Rechtslage: „Es ist das Konzept der Stadt, Dinge nach außen hin schön zu reden. Wir wundern uns schon, dass bei der Werbekampagne Geld keine Rolle spielt, dass sich der OB hinter der Wer­beagentur versteckt. Es gilt, juristisch zu überprüfen und zu klären, ob die Stadt den Einleitungs­beschluss aufheben muss“, so Heimatboden-Rechtsanwalt Benno Ziegler. Und: „Wir werden das gesamte Projekt nicht verhindern können, wir wollen aber Gespräche mit der Stadt auf Augenhöhe. Das ist eine Chefsache, der OB muss das endlich in die Hand nehmen.“

Der Siegerentwurf für die SEM Nordost des Büros Rheinflügel Severin für die Variante mit 20 000 Bewohnern (entsprechend etwa 7100 Wohnungen). Realisiert werden soll die Variante mit 30 000 Bewohnern (entsprechend etwa 10 600 Wohnungen). Eine Visualisierung dazu gibt es nicht.   Plan: Rheinflügel Severin

Unsicherheit I: „Ich begreife nicht mehr, was da abläuft. Wir werden von der Stadt für blöd ver­kauft. Unsere Gutachten wurden als lächerlich abgetan. Kann ich meinen Kindern raten, den Beruf Landwirt zu erlernen? Klar, es wird gebaut. Aber wir brauchen Planungssicherheit – soll ich auf der Lagerhalle eine Fotovoltaik-Anlage installieren? Diese Fragen sind für essentiell“, so Oberfranz.

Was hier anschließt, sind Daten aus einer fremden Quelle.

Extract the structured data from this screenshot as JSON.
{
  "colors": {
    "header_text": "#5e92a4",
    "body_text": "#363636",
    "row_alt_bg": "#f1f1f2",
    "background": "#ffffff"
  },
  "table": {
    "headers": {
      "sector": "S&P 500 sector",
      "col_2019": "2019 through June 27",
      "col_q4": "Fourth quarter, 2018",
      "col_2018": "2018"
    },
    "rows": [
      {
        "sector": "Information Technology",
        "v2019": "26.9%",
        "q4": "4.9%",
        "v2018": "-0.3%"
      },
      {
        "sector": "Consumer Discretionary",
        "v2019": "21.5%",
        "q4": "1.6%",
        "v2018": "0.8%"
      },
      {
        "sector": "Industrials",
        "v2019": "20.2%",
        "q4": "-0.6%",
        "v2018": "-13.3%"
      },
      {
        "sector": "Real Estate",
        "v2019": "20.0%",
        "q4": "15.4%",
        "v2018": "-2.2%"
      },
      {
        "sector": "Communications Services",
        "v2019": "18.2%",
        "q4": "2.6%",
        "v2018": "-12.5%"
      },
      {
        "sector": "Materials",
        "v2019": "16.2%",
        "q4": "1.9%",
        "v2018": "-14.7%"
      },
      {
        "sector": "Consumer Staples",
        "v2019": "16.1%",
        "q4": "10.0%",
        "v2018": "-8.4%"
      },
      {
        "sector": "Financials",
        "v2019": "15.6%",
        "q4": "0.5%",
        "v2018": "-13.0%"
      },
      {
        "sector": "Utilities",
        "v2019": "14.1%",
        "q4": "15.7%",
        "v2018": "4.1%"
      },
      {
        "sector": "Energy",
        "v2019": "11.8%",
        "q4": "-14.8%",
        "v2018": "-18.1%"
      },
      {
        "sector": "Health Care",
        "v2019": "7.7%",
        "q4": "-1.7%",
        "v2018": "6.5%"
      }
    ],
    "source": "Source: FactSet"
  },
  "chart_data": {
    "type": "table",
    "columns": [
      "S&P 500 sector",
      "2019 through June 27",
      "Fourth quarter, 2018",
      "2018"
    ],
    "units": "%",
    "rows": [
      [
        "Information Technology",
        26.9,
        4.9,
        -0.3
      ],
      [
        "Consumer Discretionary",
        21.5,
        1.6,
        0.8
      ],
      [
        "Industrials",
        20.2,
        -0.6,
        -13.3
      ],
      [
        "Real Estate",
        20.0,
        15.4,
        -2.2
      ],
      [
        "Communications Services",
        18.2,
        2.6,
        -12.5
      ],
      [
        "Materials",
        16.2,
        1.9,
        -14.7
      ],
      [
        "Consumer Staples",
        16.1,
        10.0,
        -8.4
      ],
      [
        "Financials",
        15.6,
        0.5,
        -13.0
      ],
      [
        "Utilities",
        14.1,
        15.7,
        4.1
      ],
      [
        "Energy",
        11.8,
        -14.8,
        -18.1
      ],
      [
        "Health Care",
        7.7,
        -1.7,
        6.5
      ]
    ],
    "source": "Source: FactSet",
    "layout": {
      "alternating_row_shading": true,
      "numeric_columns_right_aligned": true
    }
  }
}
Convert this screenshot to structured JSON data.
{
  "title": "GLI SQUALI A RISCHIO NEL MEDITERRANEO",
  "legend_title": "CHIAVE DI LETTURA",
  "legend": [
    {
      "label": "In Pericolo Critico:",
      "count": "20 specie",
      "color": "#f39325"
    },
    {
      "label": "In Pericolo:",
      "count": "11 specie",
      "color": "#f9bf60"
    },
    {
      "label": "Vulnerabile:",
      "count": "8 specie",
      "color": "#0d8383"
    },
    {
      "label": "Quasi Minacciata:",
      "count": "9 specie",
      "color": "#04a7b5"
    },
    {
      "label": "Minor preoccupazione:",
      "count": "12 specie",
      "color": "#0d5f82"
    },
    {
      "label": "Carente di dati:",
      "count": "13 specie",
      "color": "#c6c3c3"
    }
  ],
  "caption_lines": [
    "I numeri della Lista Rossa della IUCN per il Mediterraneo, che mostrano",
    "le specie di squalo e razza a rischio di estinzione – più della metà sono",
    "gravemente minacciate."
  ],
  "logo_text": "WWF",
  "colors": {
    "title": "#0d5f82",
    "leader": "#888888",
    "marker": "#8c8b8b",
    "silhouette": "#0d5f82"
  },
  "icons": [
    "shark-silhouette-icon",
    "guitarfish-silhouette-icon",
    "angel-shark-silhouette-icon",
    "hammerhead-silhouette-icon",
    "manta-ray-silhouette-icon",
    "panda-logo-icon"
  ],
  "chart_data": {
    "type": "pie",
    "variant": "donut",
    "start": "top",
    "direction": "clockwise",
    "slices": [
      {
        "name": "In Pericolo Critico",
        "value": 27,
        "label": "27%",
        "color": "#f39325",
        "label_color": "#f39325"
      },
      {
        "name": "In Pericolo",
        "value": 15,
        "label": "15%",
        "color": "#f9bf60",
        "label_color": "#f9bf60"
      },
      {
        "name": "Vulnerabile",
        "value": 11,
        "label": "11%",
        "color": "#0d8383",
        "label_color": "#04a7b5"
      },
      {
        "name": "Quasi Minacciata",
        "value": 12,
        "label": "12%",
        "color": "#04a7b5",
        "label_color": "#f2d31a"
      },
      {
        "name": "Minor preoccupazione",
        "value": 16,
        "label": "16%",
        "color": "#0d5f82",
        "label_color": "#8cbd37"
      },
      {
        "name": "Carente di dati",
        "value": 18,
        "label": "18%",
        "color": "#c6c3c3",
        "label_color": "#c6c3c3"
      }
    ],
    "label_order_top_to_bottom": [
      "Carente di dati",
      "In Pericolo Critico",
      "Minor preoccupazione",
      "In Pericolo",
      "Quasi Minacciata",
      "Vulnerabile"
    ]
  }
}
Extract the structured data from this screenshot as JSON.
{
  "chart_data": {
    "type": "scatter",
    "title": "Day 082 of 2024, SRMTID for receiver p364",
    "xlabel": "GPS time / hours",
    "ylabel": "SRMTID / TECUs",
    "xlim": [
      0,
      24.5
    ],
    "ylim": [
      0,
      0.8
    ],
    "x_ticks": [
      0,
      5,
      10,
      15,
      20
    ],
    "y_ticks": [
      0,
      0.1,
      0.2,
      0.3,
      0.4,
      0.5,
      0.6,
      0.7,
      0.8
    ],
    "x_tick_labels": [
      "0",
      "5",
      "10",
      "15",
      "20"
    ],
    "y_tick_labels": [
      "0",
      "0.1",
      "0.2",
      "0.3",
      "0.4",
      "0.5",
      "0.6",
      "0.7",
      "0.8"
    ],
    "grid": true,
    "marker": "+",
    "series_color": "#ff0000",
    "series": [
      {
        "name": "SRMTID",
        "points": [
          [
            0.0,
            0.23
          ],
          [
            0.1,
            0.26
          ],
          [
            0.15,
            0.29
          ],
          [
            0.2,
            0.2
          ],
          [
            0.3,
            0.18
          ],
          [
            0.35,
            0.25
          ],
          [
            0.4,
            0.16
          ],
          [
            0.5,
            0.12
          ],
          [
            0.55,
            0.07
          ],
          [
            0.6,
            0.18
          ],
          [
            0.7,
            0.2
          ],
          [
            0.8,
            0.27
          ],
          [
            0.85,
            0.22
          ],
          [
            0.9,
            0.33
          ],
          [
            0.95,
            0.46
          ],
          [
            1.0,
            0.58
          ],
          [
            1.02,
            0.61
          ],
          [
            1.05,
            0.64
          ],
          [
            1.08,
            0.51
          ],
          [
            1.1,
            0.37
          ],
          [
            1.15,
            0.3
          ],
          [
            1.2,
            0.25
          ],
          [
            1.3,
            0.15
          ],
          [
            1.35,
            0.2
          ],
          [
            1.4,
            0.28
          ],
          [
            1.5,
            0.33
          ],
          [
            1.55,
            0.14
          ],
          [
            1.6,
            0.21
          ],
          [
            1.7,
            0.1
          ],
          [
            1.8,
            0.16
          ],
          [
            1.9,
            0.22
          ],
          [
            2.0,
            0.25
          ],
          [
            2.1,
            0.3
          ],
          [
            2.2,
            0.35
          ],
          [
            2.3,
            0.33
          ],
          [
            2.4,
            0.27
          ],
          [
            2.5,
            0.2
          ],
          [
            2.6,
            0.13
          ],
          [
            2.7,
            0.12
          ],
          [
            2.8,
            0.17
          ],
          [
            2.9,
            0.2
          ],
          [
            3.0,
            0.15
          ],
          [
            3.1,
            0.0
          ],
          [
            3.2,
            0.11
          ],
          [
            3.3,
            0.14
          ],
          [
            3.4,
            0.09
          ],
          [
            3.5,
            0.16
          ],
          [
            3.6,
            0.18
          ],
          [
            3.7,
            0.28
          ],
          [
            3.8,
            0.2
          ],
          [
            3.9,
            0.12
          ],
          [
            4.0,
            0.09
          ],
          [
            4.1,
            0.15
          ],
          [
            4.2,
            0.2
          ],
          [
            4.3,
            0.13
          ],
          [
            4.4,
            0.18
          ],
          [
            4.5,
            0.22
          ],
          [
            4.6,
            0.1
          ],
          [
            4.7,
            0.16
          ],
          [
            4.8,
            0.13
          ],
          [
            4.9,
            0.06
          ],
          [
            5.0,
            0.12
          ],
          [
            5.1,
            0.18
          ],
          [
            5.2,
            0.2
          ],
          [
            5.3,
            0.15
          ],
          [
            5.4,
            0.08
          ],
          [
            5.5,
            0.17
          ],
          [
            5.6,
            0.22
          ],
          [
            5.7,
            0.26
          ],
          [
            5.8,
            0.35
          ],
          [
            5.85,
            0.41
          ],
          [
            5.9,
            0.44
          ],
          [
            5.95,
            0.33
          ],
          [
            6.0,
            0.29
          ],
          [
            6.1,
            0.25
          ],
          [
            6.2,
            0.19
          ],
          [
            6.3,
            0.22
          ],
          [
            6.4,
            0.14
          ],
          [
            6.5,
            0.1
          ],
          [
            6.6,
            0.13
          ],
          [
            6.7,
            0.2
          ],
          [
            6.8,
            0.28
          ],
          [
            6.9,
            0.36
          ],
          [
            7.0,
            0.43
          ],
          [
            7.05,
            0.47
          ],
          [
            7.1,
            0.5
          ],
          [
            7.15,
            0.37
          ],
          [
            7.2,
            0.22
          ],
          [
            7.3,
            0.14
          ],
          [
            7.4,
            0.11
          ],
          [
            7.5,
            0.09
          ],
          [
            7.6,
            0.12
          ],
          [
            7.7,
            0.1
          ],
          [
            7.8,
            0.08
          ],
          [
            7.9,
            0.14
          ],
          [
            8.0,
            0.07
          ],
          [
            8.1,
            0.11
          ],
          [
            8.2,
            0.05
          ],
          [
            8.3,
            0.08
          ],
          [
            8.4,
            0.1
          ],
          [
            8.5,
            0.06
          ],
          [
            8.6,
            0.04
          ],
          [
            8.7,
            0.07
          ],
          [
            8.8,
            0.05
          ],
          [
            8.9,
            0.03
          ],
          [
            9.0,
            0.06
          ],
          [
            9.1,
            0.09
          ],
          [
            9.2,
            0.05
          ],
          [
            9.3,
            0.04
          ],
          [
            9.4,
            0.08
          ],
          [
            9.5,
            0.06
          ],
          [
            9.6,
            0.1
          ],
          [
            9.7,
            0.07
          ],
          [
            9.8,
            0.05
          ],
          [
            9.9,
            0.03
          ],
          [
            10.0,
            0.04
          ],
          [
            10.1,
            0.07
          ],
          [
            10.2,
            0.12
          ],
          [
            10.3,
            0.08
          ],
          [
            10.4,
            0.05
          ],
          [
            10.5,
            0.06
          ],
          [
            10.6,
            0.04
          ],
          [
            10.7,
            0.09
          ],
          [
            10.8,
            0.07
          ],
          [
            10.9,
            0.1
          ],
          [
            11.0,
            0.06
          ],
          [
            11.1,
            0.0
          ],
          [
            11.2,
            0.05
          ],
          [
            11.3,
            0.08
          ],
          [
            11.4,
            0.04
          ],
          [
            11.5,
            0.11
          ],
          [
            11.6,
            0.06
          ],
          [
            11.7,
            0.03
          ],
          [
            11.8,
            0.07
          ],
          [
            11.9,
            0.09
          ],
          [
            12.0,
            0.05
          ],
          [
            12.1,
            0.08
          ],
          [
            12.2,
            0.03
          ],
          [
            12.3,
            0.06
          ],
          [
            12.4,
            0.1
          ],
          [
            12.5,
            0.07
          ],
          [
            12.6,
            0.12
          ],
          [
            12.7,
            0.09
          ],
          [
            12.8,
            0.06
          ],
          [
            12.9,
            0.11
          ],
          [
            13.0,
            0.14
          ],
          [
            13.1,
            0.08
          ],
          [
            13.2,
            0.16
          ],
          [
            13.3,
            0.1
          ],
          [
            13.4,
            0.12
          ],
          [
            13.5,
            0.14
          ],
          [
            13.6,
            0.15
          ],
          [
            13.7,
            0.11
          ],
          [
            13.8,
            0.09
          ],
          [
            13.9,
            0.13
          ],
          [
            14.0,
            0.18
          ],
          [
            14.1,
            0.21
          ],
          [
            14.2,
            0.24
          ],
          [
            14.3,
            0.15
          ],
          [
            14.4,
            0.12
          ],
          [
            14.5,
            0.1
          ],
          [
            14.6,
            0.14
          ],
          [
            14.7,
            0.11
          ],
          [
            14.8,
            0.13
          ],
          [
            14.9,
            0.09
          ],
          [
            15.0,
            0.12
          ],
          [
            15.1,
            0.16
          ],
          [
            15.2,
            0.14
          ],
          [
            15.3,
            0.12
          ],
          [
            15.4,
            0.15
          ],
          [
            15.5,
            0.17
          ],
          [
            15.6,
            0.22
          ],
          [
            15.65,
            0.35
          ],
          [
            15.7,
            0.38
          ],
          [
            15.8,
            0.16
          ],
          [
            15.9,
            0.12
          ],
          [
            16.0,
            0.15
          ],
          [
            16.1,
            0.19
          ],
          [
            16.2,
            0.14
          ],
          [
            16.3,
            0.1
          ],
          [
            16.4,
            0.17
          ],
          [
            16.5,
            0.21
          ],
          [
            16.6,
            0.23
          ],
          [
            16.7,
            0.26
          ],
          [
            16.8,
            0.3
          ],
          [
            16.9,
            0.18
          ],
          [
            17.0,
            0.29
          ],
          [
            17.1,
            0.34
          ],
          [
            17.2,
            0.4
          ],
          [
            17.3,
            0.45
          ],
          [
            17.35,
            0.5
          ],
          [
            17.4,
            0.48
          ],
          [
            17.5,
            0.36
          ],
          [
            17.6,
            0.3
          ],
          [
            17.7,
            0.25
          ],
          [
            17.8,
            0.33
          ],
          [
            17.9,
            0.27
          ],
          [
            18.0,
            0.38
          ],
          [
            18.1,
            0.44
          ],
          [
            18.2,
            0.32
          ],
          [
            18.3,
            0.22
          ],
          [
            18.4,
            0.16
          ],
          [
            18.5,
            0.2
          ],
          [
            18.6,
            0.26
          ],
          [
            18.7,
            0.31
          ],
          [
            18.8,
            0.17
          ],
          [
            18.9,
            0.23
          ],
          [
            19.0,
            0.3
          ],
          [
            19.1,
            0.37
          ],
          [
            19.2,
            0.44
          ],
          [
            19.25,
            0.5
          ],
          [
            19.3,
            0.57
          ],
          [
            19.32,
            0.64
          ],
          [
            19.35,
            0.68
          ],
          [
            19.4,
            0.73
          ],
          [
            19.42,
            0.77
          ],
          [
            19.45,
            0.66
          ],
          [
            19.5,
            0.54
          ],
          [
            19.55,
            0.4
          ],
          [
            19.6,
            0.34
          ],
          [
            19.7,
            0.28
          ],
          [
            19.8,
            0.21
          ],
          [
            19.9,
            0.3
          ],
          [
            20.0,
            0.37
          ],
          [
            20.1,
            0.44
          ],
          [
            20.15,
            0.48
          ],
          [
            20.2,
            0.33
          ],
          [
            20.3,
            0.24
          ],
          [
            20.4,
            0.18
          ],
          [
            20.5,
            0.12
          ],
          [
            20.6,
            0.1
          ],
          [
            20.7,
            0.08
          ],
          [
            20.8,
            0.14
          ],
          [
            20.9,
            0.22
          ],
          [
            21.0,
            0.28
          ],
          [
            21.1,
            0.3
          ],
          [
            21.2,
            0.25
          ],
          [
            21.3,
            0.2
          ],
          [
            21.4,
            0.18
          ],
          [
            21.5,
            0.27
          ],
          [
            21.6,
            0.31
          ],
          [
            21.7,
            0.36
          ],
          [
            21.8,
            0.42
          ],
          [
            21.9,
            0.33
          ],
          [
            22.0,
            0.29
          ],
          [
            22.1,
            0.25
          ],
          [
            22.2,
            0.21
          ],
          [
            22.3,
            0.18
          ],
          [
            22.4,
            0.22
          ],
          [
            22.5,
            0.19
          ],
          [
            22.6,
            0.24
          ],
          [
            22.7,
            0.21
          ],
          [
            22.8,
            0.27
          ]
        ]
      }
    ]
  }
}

Unsicherheit II: „Welchen Grund sollen wir in Zukunft, in zehn, 20 Jahren, bewirtschaften? Wie und wann arbeiten, wenn die Felder nah der Wohnbebauung liegen? Sonntags? Feiertags? Abends? Staub? Lärm? Mist als Dünger?“– Fragen über Fragen, die Thomas Eberl und seine Frau Maria, Gastgeber der Runde, umtreiben. Sie bewirtschafteten in dritter Generation den etwa 90 Hektar großen, auf Öko umgestellten Wiesheu-Hof mit Schafen, Rindern und 1000 Hühnern samt Biogas-Anlage, die Wärme und Strom für bis zu 4000 Haushalte erzeugt. Um diese Anlage musste Eberl für 120 000 Euro eine Mauer bauen lassen. Und: Die grüne Ummantelung der zwei Tanks muss mit weißen Hüllen „überdeckt“ werden. Warum? „Wegen der Absorbierung der Lichteinstrahlung, damit das Gas sich nicht erwärmt.“ Aufwand: 120 000 und 80 000 Euro. Eberl ganz allgemein: „Es geht nicht mehr um Wohnungen, es geht ums Geld. Die Stadt könnte doch auf ihren 150 Hektar bauen.“

Forderung: „Wir brauchen endlich einen runden Tisch vor Ort mit dem Oberbürgermeister und Stadtbaurätin Elisabeth Merk. Man muss mit den Leuten, nicht über die Leute reden“, so Branne­kämper.